The people who join a LETS can do jobs for each other and buy things from each other using credit in their local LETS currency. Each member of the LETS has a trading account which records the credit they earn and the credit they spend.
CREDIT: the money you have in an account.
Here is an example of how the LETS system works.
John lives in Canada. He works in a factory, but recently his working hours were reduced by half. This meant that he only earned half as much money, but he had a lot more time.
REDUCED: made less.
John read in the local newspaper that some people in his community wanted to start a local currency system. They held a meeting and John went.
Everyone at the meeting was asked what jobs they could do for other people or what goods they could supply. Each person was also asked what kind of goods and services they wanted to receive.
GOODS: Things that are for sale.
SERVICES: Providing help for people.
John said that he could cut wood for fires. Susan, who makes pottery, needs a lot of wood for her kiln, so John can cut firewood for Susan.

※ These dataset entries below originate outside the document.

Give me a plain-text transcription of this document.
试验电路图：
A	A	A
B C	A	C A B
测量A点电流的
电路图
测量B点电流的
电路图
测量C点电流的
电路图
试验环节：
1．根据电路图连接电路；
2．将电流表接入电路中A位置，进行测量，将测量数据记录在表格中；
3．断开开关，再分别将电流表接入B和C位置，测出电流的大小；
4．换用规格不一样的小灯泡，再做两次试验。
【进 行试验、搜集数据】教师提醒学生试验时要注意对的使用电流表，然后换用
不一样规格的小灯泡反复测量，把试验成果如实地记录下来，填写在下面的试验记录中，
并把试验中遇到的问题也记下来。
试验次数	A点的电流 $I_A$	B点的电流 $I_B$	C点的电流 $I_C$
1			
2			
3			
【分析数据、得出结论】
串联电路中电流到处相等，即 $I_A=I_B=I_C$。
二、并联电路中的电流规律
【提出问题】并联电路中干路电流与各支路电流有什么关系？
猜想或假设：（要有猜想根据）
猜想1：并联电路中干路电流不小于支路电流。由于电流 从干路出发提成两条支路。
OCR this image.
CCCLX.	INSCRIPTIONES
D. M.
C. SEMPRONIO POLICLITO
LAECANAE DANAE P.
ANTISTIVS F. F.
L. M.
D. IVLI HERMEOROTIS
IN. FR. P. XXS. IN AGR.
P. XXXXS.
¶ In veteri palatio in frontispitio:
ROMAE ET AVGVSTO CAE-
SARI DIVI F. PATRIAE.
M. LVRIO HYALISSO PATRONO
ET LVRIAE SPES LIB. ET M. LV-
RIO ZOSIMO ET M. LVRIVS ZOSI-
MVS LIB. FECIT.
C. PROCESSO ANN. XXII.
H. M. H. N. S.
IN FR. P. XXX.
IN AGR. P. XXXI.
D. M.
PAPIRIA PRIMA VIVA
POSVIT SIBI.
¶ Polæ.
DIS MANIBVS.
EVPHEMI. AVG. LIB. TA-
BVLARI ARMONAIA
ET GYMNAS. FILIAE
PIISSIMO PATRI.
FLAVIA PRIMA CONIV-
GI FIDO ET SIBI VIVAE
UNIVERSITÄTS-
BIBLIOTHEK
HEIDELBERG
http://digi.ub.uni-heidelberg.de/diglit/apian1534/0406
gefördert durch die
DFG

John and Susan agree how much she will pay him. Susan pays John partly in national money and partly in local currency - for example, 100 LETS dollars.
POTTERY: Pots and dishes that are made from baked clay (a special kind of earth)
A KILN is an oven that is used in making pottery.FIREWOOD: wood that is burned to make heat
When John has done the work, Susan telephones the LETS office. She gives her name and her account number. Then she asks them to take 100 LETS dollars out of her account and credit that amount to John's account.
John can spend his LETS dollars with other members of the group. The local grocery shop allows people to pay 20% of their bill in LETS dollars, so John can pay for some of his food with the credit he earned from Susan. He simply calls the LETS office and asks them to transfer the correct amount of LETS dollars from his account to the grocer's.
The grocer can buy vegetables for his shop from a local farmer who accepts LETS dollars. And so the system continues.